В некоторых районах Африки правящие круги также нарушили негласную имперскую сделку. Вернувшиеся солдаты не получали пенсий, работы или признания, которые должны были заслужить своей службой рядом с другими имперскими подданными. В Сенегале язык гражданства выражал эти претензии к государству, и Блез Диагне использовал эти настроения для создания политической машины в Сенегале среди гражданских избирателей. Французское правительство отреагировало на это тем, что, с одной стороны, успешно пыталось кооптировать Дьянье, а с другой - дистанцировалось от идеала гражданства. Вместо того чтобы превозносить свою роль в "цивилизации" африканцев и воспитании элиты, Франция сделала акцент на традиционном характере африканского общества и центральном месте вождей. В британской Африке политика работы через вождей и продвижения постепенных изменений в рамках африканских "племен" была возведена в 1920-х годах в ранг имперской доктрины - "непрямого правления".

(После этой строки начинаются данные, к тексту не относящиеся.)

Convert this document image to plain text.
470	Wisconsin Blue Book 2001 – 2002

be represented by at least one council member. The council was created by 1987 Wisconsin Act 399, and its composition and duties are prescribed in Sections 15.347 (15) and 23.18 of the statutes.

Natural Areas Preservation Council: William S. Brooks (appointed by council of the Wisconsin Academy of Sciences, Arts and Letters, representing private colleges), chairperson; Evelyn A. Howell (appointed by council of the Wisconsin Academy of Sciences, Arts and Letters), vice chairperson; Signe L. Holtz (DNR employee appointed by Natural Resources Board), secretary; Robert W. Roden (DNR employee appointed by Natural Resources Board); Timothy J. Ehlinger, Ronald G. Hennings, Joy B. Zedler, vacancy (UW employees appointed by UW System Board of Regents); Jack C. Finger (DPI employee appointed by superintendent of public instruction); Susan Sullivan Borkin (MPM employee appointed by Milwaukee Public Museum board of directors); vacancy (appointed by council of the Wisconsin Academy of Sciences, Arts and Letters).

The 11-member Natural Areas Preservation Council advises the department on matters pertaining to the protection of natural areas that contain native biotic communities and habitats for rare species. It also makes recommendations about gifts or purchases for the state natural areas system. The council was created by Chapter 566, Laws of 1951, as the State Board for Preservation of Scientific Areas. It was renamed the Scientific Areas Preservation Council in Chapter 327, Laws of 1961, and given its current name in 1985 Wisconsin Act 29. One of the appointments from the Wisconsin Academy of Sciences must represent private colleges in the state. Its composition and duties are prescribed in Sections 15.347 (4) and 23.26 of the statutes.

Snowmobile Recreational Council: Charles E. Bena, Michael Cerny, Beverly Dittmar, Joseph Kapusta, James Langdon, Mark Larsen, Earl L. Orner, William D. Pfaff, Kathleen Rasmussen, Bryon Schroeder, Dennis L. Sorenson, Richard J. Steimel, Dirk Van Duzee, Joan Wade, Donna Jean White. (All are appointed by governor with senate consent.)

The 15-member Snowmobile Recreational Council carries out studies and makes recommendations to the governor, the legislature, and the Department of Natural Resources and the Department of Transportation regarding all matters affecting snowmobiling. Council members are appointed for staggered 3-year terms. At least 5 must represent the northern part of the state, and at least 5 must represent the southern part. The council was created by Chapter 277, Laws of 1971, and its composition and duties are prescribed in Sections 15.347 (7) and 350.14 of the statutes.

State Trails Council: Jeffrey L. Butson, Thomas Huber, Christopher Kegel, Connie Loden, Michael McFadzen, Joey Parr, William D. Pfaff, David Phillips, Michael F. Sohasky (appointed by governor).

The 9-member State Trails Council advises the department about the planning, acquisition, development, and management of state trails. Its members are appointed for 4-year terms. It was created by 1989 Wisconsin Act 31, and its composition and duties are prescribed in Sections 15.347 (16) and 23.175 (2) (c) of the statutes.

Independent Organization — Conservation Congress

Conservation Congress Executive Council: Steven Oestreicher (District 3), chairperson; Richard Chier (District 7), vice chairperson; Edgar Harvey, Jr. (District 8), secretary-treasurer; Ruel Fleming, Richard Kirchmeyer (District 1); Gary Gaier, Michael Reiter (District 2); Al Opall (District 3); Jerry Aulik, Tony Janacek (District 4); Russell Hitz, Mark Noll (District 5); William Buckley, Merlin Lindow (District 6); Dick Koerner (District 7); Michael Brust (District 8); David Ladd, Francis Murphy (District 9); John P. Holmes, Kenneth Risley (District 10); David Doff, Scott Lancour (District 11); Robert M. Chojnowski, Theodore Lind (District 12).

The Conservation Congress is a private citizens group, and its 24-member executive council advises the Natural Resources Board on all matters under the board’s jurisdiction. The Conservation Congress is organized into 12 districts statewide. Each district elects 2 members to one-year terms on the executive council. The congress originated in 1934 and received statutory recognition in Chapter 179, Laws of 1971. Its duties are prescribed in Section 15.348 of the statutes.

И французское, и британское правительства рассматривали возможность проведения экономической политики под названием "развитие" (или mise-en-valeur, как называли ее французы), но отказались от любой систематической программы в этом направлении. Они отказались от старого колониального принципа, согласно которому средства метрополии не должны использоваться для улучшения условий в колониях, как потому, что не хотели тратить деньги, так и потому, что боялись нарушить тонкие механизмы, в соответствии с которыми функционировали колонии.
Децентрализованный характер колониального правления в Африке не позволил политическим активистам выйти за рамки местных идиом и локальных сетей, как это было в Индии, где индийская гражданская служба, индийские железные дороги и другие общеиндийские институты служили объединяющими структурами (глава 10). В таких странах, как Кения, Сенегал и Золотой Берег, происходили политические вспышки (карта 13.2), но на какое-то время колониальным режимам в Африке удалось загнать джинна имперского гражданства, которого они сами вызвали во время Великой войны, обратно в бутылку колониальной администрации.
Но брожение в мире империй не утихало. Резня в Амритсаре и ее последствия, восстание в Ирландии, бунты и восстания в Палестине, Сирии и Ираке подняли градус напряженности. Из многих колоний продолжали поступать петиции и призывы к конституционной реформе. Эти требования находили отклик в самой Европе, в коммунистических партиях, в религиозных и гуманитарных кругах, среди интеллектуалов, симпатизирующих африканским или азиатским культурам, и в цепях активистов со всех уголков империи, которые встречались друг с другом в имперских столицах, таких как Лондон и Париж.
Некоторые чиновники осознали, что протесты, забастовки, бунты и другие "беспорядки" 1930-х годов были не просто местными событиями, а сигнализировали о проблемах в масштабах империи, особенно после волны забастовок в британской Вест-Индии в 1935-38 годах и в нескольких городах и шахтерских поселках в Африке в 1935-1940 годах. В 1940 году британское правительство решило использовать средства метрополии на программы "развития и благосостояния", призванные улучшить социальное обслуживание колониальных рабочих и стимулировать долгосрочный рост с явной целью повышения уровня жизни населения в колониях. Индийский национальный конгресс оказывал давление на Британию, требуя принять политику развития Индии. Но только после Второй мировой войны начался приток значительных средств для финансирования улучшений (глава 13).